– U naszych pacjentów na oddziale intensywnej opieki pomiar ciśnienia krwi musi być dokonywany na bardzo wąskim obszarze – mówi pielęgniarka i badaczka Kathrina Siaron. – Zmiana miejsca w ten czy inny sposób może potencjalnie zaszkodzić pacjentowi.
Od dziesięcioleci lekarze zakładają, że nie ma różnicy w nieinwazyjnych pomiarach ciśnienia krwi wykonywanych w różnych punktach na ciele człowieka. Bez względu na to, gdzie umieścisz aparat: na ramieniu, nadgarstku lub udzie odczyty będą znajdować się w tym samym polu.
Czytaj też:
Nie tylko nadciśnienie. Dlaczego lepiej jest jeść mniej soli?
Czy miejsce pomiaru ma znaczenie?
Nawet gdy stosowane są bardziej inwazyjne metody, takie jak wprowadzane cewniki, które odczytują z dużą dokładnością ciśnienie tętnicze, przewiduje się, że odczyty będą ogólnie odpowiadać ciśnieniu krwi na ramieniu. Ale czy to naprawdę prawda?

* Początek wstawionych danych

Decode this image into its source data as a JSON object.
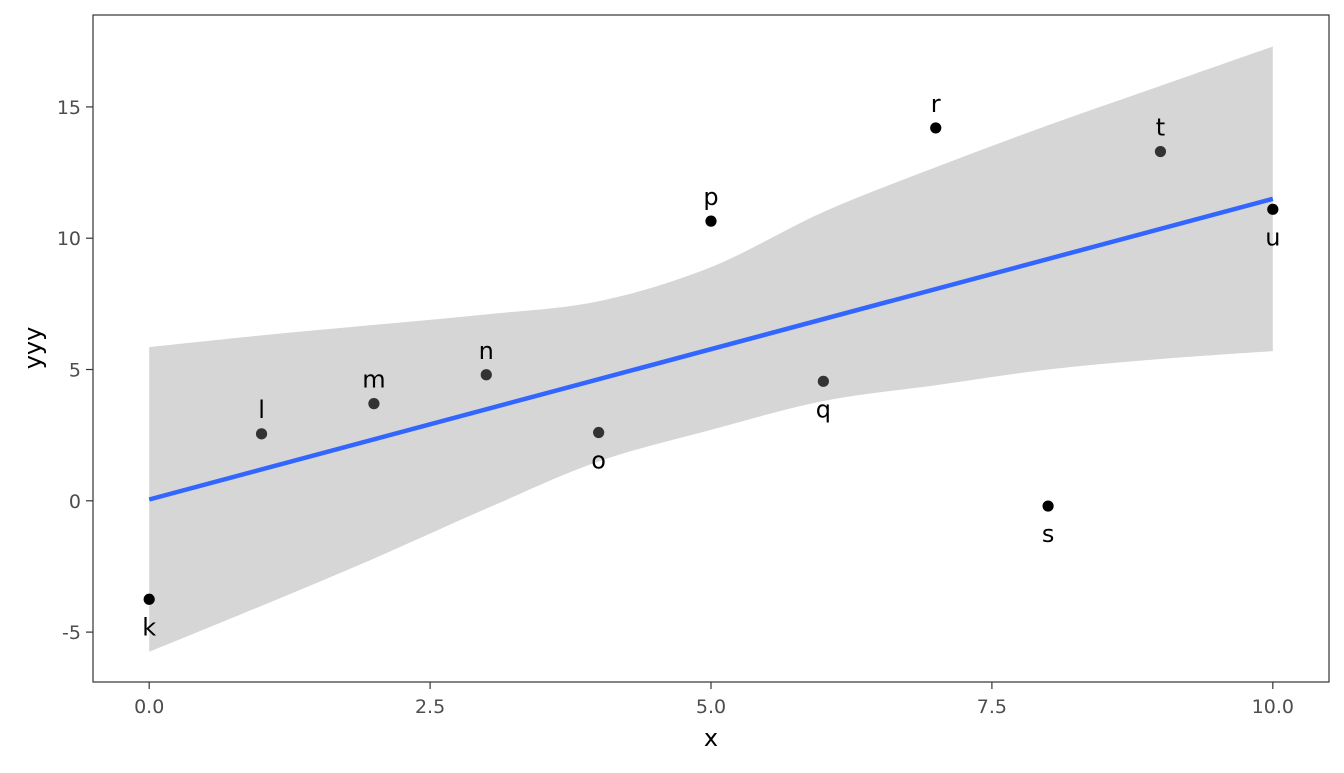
{
  "chart_data": {
    "type": "scatter",
    "xlabel": "x",
    "ylabel": "yyy",
    "xlim": [
      -0.5,
      10.5
    ],
    "ylim": [
      -6.9,
      18.5
    ],
    "x_ticks": [
      0.0,
      2.5,
      5.0,
      7.5,
      10.0
    ],
    "x_tick_labels": [
      "0.0",
      "2.5",
      "5.0",
      "7.5",
      "10.0"
    ],
    "y_ticks": [
      -5,
      0,
      5,
      10,
      15
    ],
    "y_tick_labels": [
      "-5",
      "0",
      "5",
      "10",
      "15"
    ],
    "grid": false,
    "points": [
      {
        "label": "k",
        "x": 0,
        "y": -3.75,
        "label_pos": "below",
        "color": "#000000"
      },
      {
        "label": "l",
        "x": 1,
        "y": 2.55,
        "label_pos": "above",
        "color": "#333333"
      },
      {
        "label": "m",
        "x": 2,
        "y": 3.7,
        "label_pos": "above",
        "color": "#333333"
      },
      {
        "label": "n",
        "x": 3,
        "y": 4.8,
        "label_pos": "above",
        "color": "#333333"
      },
      {
        "label": "o",
        "x": 4,
        "y": 2.6,
        "label_pos": "below",
        "color": "#333333"
      },
      {
        "label": "p",
        "x": 5,
        "y": 10.65,
        "label_pos": "above",
        "color": "#000000"
      },
      {
        "label": "q",
        "x": 6,
        "y": 4.55,
        "label_pos": "below",
        "color": "#333333"
      },
      {
        "label": "r",
        "x": 7,
        "y": 14.2,
        "label_pos": "above",
        "color": "#000000"
      },
      {
        "label": "s",
        "x": 8,
        "y": -0.2,
        "label_pos": "below",
        "color": "#000000"
      },
      {
        "label": "t",
        "x": 9,
        "y": 13.3,
        "label_pos": "above",
        "color": "#333333"
      },
      {
        "label": "u",
        "x": 10,
        "y": 11.1,
        "label_pos": "below",
        "color": "#000000"
      }
    ],
    "trend_line": {
      "method": "lm",
      "x": [
        0,
        10
      ],
      "y": [
        0.05,
        11.5
      ],
      "color": "#3366ff"
    },
    "confidence_band": {
      "color": "#d6d6d6",
      "x": [
        0,
        1,
        2,
        3,
        4,
        5,
        6,
        7,
        8,
        9,
        10
      ],
      "upper": [
        5.85,
        6.3,
        6.7,
        7.1,
        7.6,
        8.9,
        11.0,
        12.7,
        14.3,
        15.8,
        17.3
      ],
      "lower": [
        -5.75,
        -4.0,
        -2.2,
        -0.3,
        1.5,
        2.7,
        3.8,
        4.4,
        5.0,
        5.4,
        5.7
      ]
    }
  }
}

Aby sprawdzić te różne założenia, badacze z University of Texas Southwestern pracowali z 80 pacjentami, podzielonymi prawie równo na mężczyzn i kobiety w wieku około 53 lat. Pacjentów przyjęto na oddział z powodu kilku poważnych problemów neurologicznych, w tym udaru mózgu, krwotoków podpajęczynówkowych i guzów mózgu.
Pacjenci leżeli na łóżkach szpitalnych, a ciśnienie krwi mierzono na obu ramionach, następnie na nadgarstkach. Jednocześnie 29 z tych pacjentów otrzymało także tętnicze czujniki ciśnienia krwi.
Zwykle różnice między odczytami ciśnienia krwi nie różnią się więcej niż o kilka punktów, ale u niektórych pacjentów autorzy stwierdzili dramatyczne rozbieżności 40 punktów, które mogą radykalnie wpłynąć na sposób opieki nad pacjentem.
W sumie zakres średnich różnic między odczytami skurczowego ciśnienia krwi był w odległości od 10 do 11 punktów. Jest to istotne, ponieważ nawet 5 mmHg wystarcza, aby zrobiło to różnicę przy podejmowaniu decyzji o leczeniu lub wstrzymaniu leczenia.
Porównując ciśnienie skurczowe w lewym i prawym ramieniu, autorzy stwierdzili średnią różnicę 8 punktów, podczas gdy miary rozkurczowe różniły się o 6 punktów. Dotyczy to również tego samego ramienia i nadgarstka. Ramię miało konsekwentnie niższe pomiary niż nadgarstek, co, jak twierdzą autorzy, miało miejsce prawdopodobnie dlatego, że ścięgna i kości nadgarstka są mniej reaktywne na nacisk zewnętrzny niż mięsień.
Czytaj też:
Kardiolog: To może uchronić przez zgonem pacjentów najbardziej zagrożonych COVID-19
Przyczyna jest nieznana
Bez względu na przyczynę, te dwa miejsca różniły się średnio o maksymalnie 13 punktów w ciśnieniu skurczowym i około 5 punktów w miarach rozkurczowych. Autorzy twierdzą, że „konsekwentne niedopasowanie” jest warte rozważenia w warunkach klinicznych i w praktyce. Innymi słowy, jeśli to możliwe, unikaj mankietów na nadgarstek.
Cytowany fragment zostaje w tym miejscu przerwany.